The image above comes from 10.3 driver with Bezel Correction enabled. The actual number of added pixels may differ from display to display with three Dell 24" needing 288 pixels [144 pixels for left to center, and 144 pixels for center to right screen] to correctly display the 3D scene.
Second 3D feature is extremely important for AMD. After Blu-ray consortium selected active stereoscopy to be "the standard" for 3D Blu-ray, both AMD and XpanD stopped criticizing vendor-locking approach that nVidia uses and worked on developing their own active solutions.
In case of AMD, Catalyst 10.3 will introduce support for 3D stereoscopic gaming and movie watching with refresh rates set at 120 Hz. The company however, will not introduce its own solution but rather rely on companies such as XpanD, who are bringing an active 120Hz product themselves. We are aware of products that are coming in the frame, including 3D laptops from major OEMs. All in all, this feature is tying nicely with the following big, perhaps the most important part of this announcement: mobile crowd gets monthly updates.
With Catalyst 10.3, AMD introduces regular monthly updates for notebook GPUs
That’s right – starting on CeBIT 2010, AMD will introduce monthly builds of Catalyst drivers for almost all Mobility Radeon-based notebooks running Windows Vista and Windows 7 operating systems. To be more precise, if your notebook is running Mobility Radeon HD 2000 series and above, you get to download the new Catalyst drivers each and every month, should you show desire to do so. This means no more year or two year old, vendor-locked drivers that cause the latest application to run slow as a dog or doesn’t feature GPU acceleration, regardless of that being a 3D game, latest version of PowerDVD and so on.

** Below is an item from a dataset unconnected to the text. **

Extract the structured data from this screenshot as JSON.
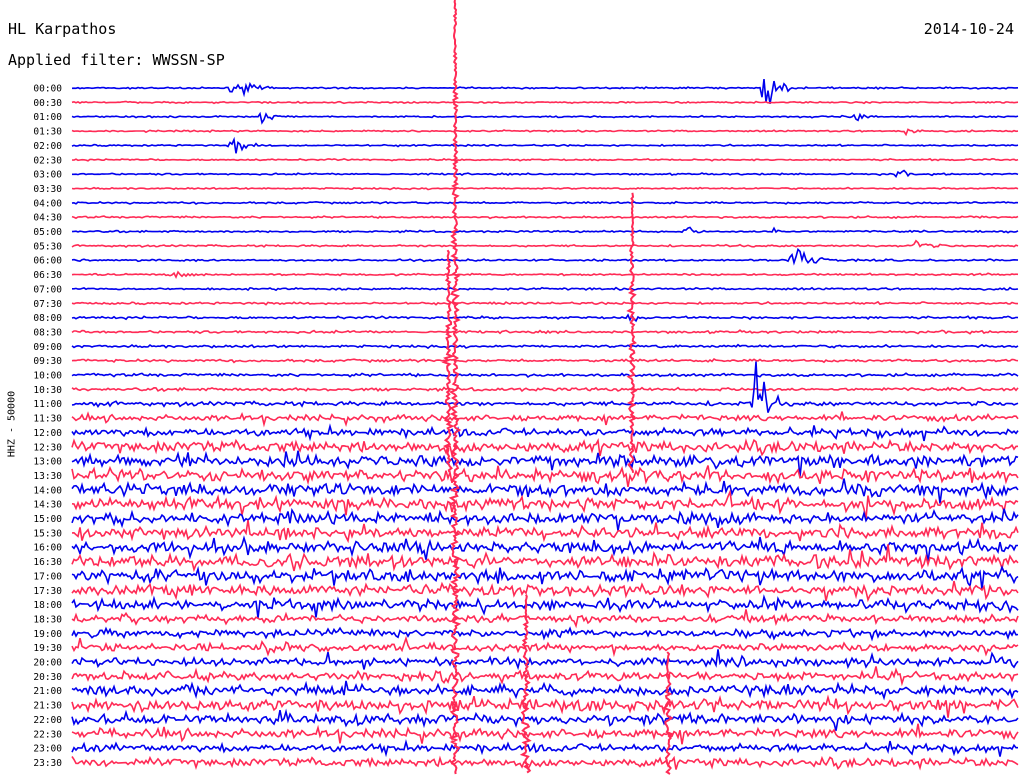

All in all, the features AMD is introducing in software complement the hardware revolution AMD executed in the past six months. The company launched top-to-bottom DirectX 11 line-up, shipped millions of units and more importantly, drove prices down so that all the latest and greatest could be accessed by whole market, not just lucky few. These drivers are "detonating" the hardware and starting in March, we should finally be able to recommend the Eyefinity to you, our respected readers. We didn’t get onto the "Eyefinity rocks" bandwagon unlike some of our colleagues due to lack of perspective correction and our 3D experience on Acer notebook was greatly influenced by the older drivers – however with these changes brought forward by Catalyst 10.2 and 10.3, it finally looks like AMD is now covering users from all sides.
It remains to be seen can AMD now work on driving these features among developers and more importantly, create a hardware ecosystem around it. For instance, we’re still waiting on six-display Samsung Eyefinity setup that was launched way back in September 2009. In any case guys’n’girls from Markham, Canada – excellent work.